Coffee roasting
Quality and freshness are our trump cards. That’s why our coffee is always fresh and has been for 5 generations since 1857.
We sell 12 different coffees, including decaffeinated and of course our famous Van Reeth’s dessert blend. We also have a spicy espresso blend.
Furthermore we have 9 other different coffees.
- Coffee with lots of Aroma: Ethiopia Djimma
- Fruity coffee: Guatemalan Huehuetenango
- Punchy Coffee: Nicaragua Bio, Costa Rica Tarrazu, Honduras Bio, Indonesia Sumatra(currently not available)
- Soft Coffee: Brasil Santos FairTrade , India Mysore, Colombia Supremo, Peru La Huaca, Maragogype (not always available)
Our decaffeinated coffee is not chemically treated . This is due to the Swiss Water Process. This coffee comes from Honduras or Colombia or Guatemala or Ethiopia or Peru.
How we roast our coffee
All our raw coffees – also called green coffee – are exclusively pure Arabicas from the best plantations in the coffee producing countries. These green beans are carefully selected by us and purchased in a coffee plantation in the port of Antwerp. The green beans come from plantations all over the world. So each type of coffee has its own specific taste.

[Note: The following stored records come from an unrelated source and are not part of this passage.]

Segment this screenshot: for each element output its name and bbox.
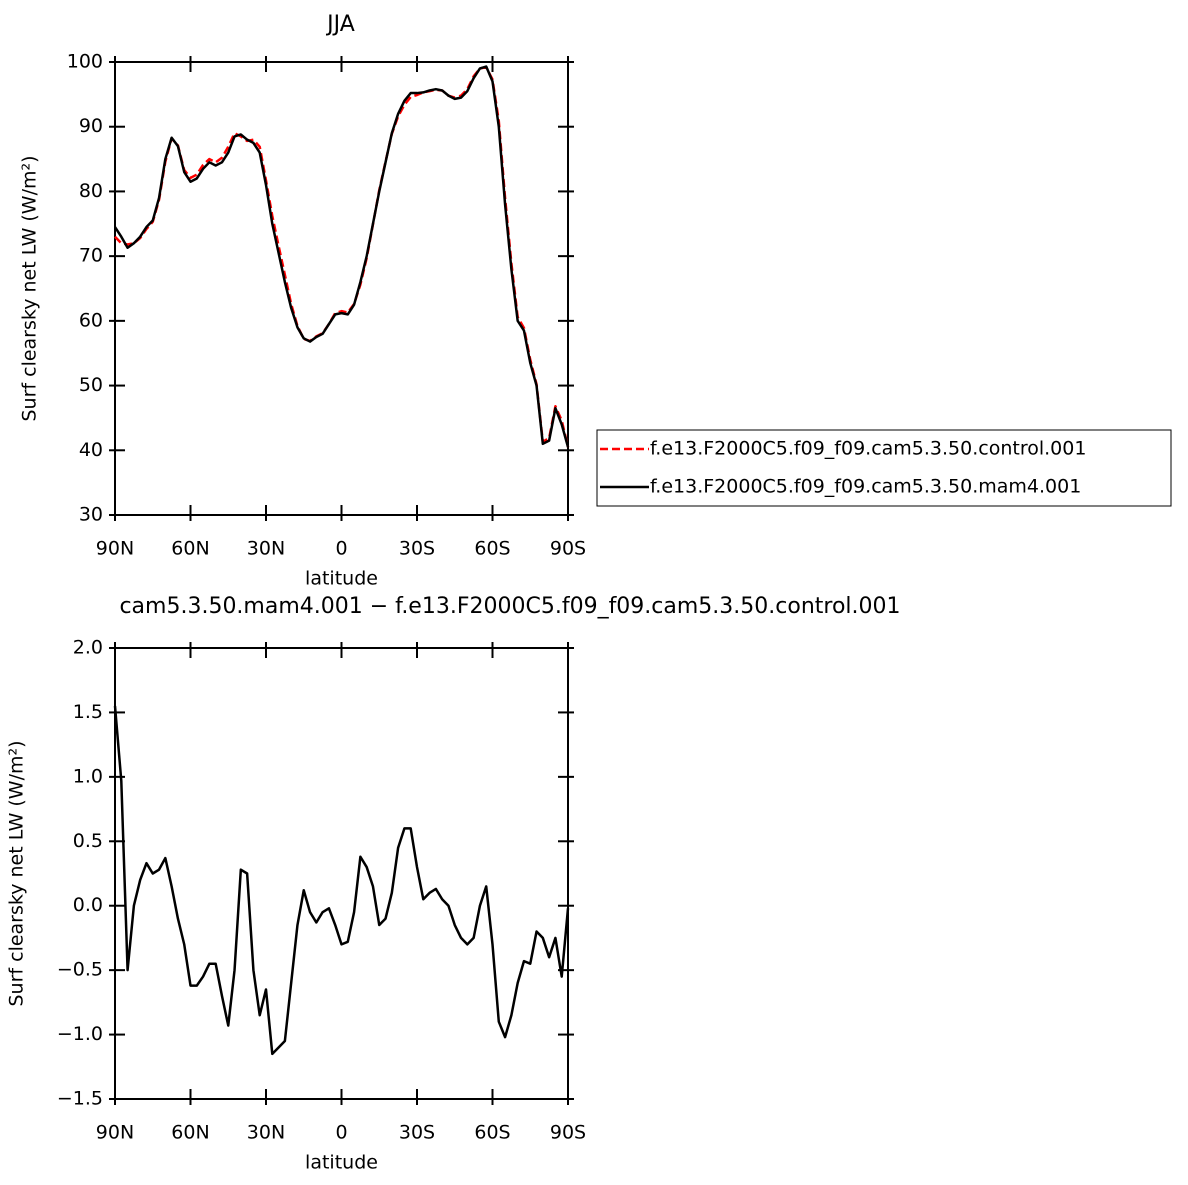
y-tick-label: 40 — [79, 439, 103, 461]
x-axis-label: latitude — [305, 568, 378, 590]
legend-label: f.e13.F2000C5.f09_f09.cam5.3.50.control.… — [650, 438, 1086, 460]
x-tick-label: 0 — [335, 538, 347, 560]
x-tick-label: 60S — [474, 1122, 510, 1144]
y-tick-label: 30 — [79, 504, 103, 526]
y-tick-label: 90 — [79, 115, 103, 137]
x-tick-label: 30N — [247, 538, 285, 560]
y-tick-label: 0.0 — [73, 894, 103, 916]
y-tick-label: 70 — [79, 245, 103, 267]
y-axis-label: Surf clearsky net LW (W/m²) — [6, 740, 28, 1006]
y-axis-label: Surf clearsky net LW (W/m²) — [19, 155, 41, 421]
x-tick-label: 90N — [96, 1122, 134, 1144]
legend-label: f.e13.F2000C5.f09_f09.cam5.3.50.mam4.001 — [650, 476, 1081, 498]
x-tick-label: 30S — [399, 538, 435, 560]
legend-box — [596, 429, 1172, 507]
y-tick-label: 2.0 — [73, 637, 103, 659]
chart-title: JJA — [325, 12, 355, 37]
y-tick-label: 0.5 — [73, 830, 103, 852]
data-line — [113, 705, 570, 1056]
chart-title: cam5.3.50.mam4.001 − f.e13.F2000C5.f09_f… — [119, 594, 900, 619]
y-tick-label: 60 — [79, 309, 103, 331]
x-tick-label: 60S — [474, 538, 510, 560]
y-tick-label: 50 — [79, 374, 103, 396]
y-tick-label: −1.0 — [57, 1023, 103, 1045]
x-tick-label: 30S — [399, 1122, 435, 1144]
y-tick-label: 100 — [67, 51, 103, 73]
y-tick-label: −0.5 — [57, 959, 103, 981]
y-tick-label: 80 — [79, 180, 103, 202]
y-tick-label: 1.0 — [73, 765, 103, 787]
y-tick-label: 1.5 — [73, 701, 103, 723]
x-tick-label: 90S — [550, 1122, 586, 1144]
x-tick-label: 60N — [171, 538, 209, 560]
x-tick-label: 90N — [96, 538, 134, 560]
x-tick-label: 60N — [171, 1122, 209, 1144]
plot-frame — [114, 647, 569, 1100]
x-tick-label: 90S — [550, 538, 586, 560]
data-line — [114, 65, 570, 448]
x-tick-label: 0 — [335, 1122, 347, 1144]
x-tick-label: 30N — [247, 1122, 285, 1144]
data-line — [113, 65, 570, 448]
y-tick-label: −1.5 — [57, 1088, 103, 1110]
x-axis-label: latitude — [305, 1152, 378, 1174]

Because the beans are roasted according to traditional methods, they retain their own natural characteristic taste. The traditional roasting is done in a Probat machine that has been in use in the company since 1958. The whole process takes about 30 minutes at a temperature of 200°C. It is visually checked until the coffee bean has the desired roast. To remove all waste, the beans are placed in the de-stoner after cooling down.
Now the coffee is ready to be purchased in our store. The customer decides whether he wants beans or ground coffee. The latter is ground in the desired fineness for him or her.
Result: honest and deliciously fragrant coffee.